Missouri Botanical Garden Open Conference Systems, TDWG 2011 Annual Conference

Font Size: 
SYNTHESYS II: Updating the BioCASe Technology Suite
Joerg Holetschek, Johan Dunfalk, Anton Guentsch, Walter G. Berendsohn

Last modified: 2011-10-12

Abstract


Natural history collections, observational databases, and living collections throughout the world form a unique archive of biodiversity. They are the subject of research and preserve the expertise of innumerable biologists, past and present.

International networks and initiatives such as the Biological Collection Access Service (www.biocase.org) and the Global Biodiversity Information Facility (www.gbif.org) share a vision of free and open access to the world's primary biodiversity data, linking together natural history and species occurrence data from a large number of databases worldwide. They offer data portals for searching and browsing this unified data pool and web services that allow for a selective retrieval of data subsets.

BioCASe Technology refers to a suite of standards and software packages developed over the past 10 years, namely: a comprehensive data schema used for storing biodiversity data to be sent across the Internet (Access to Biological Collection Data, ABCD); the BioCASe protocol for sending queries and responses between network components; the BioCASe Provider Software for publishing natural history and occurrence data to biodiversity networks using these two standards; and the BioCASe data portal and SYNTHESYS cache generator system for setting up regional, taxonomic, or discipline-specific special interest networks. Auxiliary software was developed for finding duplicate records, creating virtual specimen annotations, and integrating taxonomic or geographic thesauri into data portals.

Recently, harvesting strategies in biodiversity networks have undergone a paradigm change. In the past, crawlers paged through datasets by querying the provider’s web services repeatedly, which is inefficient for large datasets. To overcome this, dumping whole datasets into several text files zipped together with a metadata file and a descriptor into a so-called DarwinCore Archive (DwCA) has been introduced. Once mailed to the harvester or downloaded from a server, it can be ingested much faster than the numerous packages that would be retrieved from a web service. Even though GBIF still supports data publication through traditional web services, it strongly encourages the use of DwCA for new providers and supports this with the new Integrated Publishing Toolkit (IPT).

BioCASe adapts to these trends. For one thing, DwCA providers do not support the retrieval of individual records, which is expected by the current BioCASe data portal. So the portal software must be extended to be able to deal with DwCA providers. On the other side, the BioCASe Provider Software should support the concept of dumping whole datasets into archives.

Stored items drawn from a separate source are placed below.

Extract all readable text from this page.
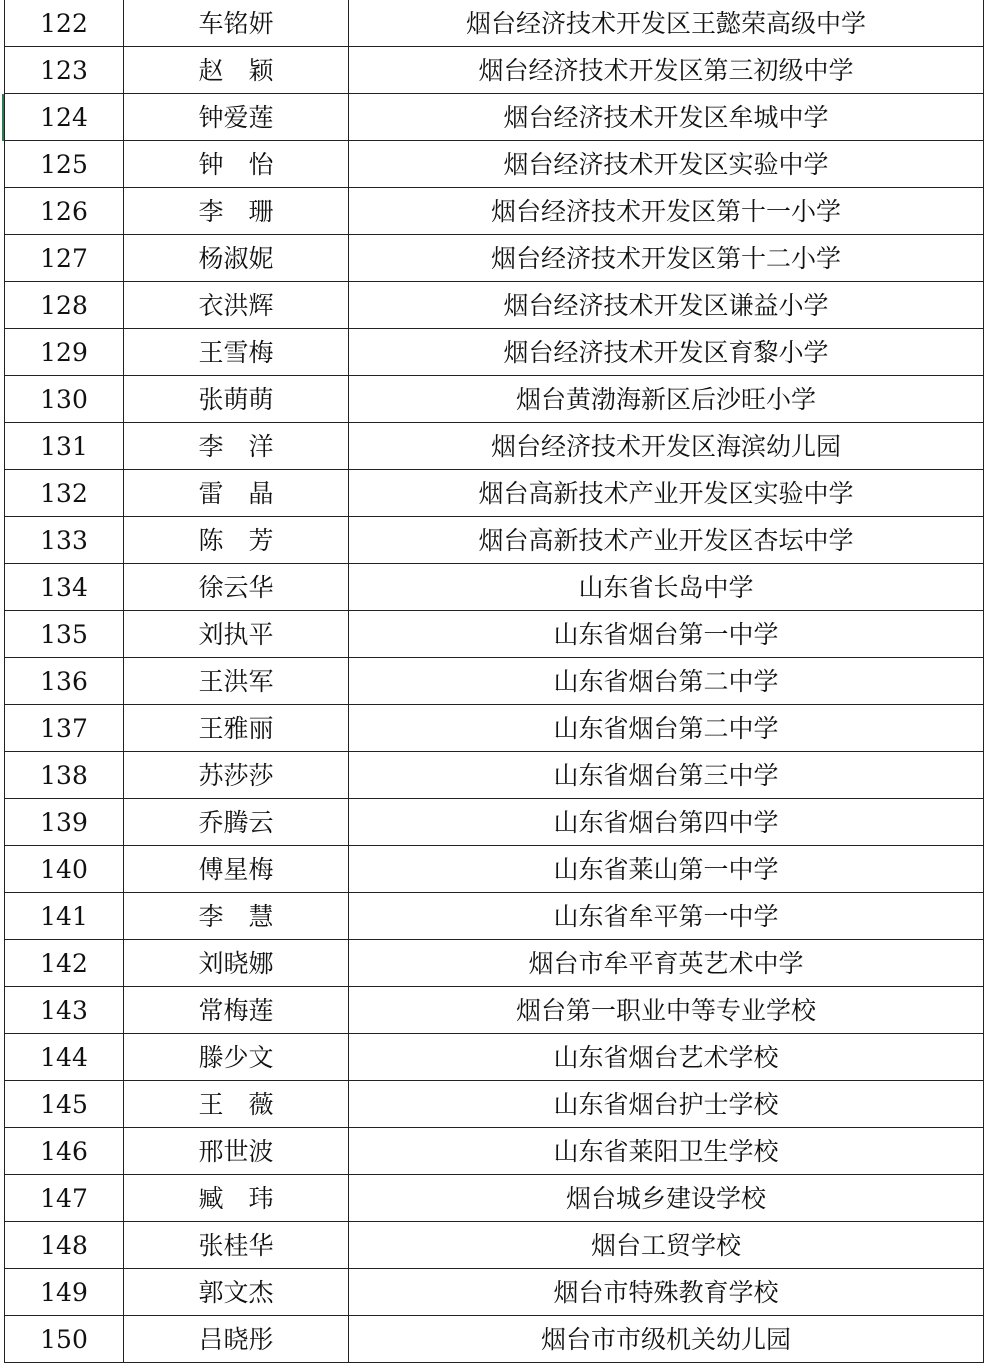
122	车铭妍	烟台经济技术开发区王懿荣高级中学
123	赵　颖	烟台经济技术开发区第三初级中学
124	钟爱莲	烟台经济技术开发区牟城中学
125	钟　怡	烟台经济技术开发区实验中学
126	李　珊	烟台经济技术开发区第十一小学
127	杨淑妮	烟台经济技术开发区第十二小学
128	衣洪辉	烟台经济技术开发区谦益小学
129	王雪梅	烟台经济技术开发区育黎小学
130	张萌萌	烟台黄渤海新区后沙旺小学
131	李　洋	烟台经济技术开发区海滨幼儿园
132	雷　晶	烟台高新技术产业开发区实验中学
133	陈　芳	烟台高新技术产业开发区杏坛中学
134	徐云华	山东省长岛中学
135	刘执平	山东省烟台第一中学
136	王洪军	山东省烟台第二中学
137	王雅丽	山东省烟台第二中学
138	苏莎莎	山东省烟台第三中学
139	乔腾云	山东省烟台第四中学
140	傅星梅	山东省莱山第一中学
141	李　慧	山东省牟平第一中学
142	刘晓娜	烟台市牟平育英艺术中学
143	常梅莲	烟台第一职业中等专业学校
144	滕少文	山东省烟台艺术学校
145	王　薇	山东省烟台护士学校
146	邢世波	山东省莱阳卫生学校
147	臧　玮	烟台城乡建设学校
148	张桂华	烟台工贸学校
149	郭文杰	烟台市特殊教育学校
150	吕晓彤	烟台市市级机关幼儿园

In order to preserve the richness of data that can be published with BioCASe and ABCD, this archiving feature will be implemented in two steps: The Provider Software will be complemented with a function that allows dumping whole datasets into single archive files of the same formats supported by the BioCASe web service, e.g. ABCD. A subsequent step will transform these into DwCA files, which can be used by DwCA consumers such as GBIF. Specialised interest networks that require richer data can use the ABCD dump files, thus combining the abundance of standardised data items ABCD and its extensions offer with the harvesting efficiency of dataset archives.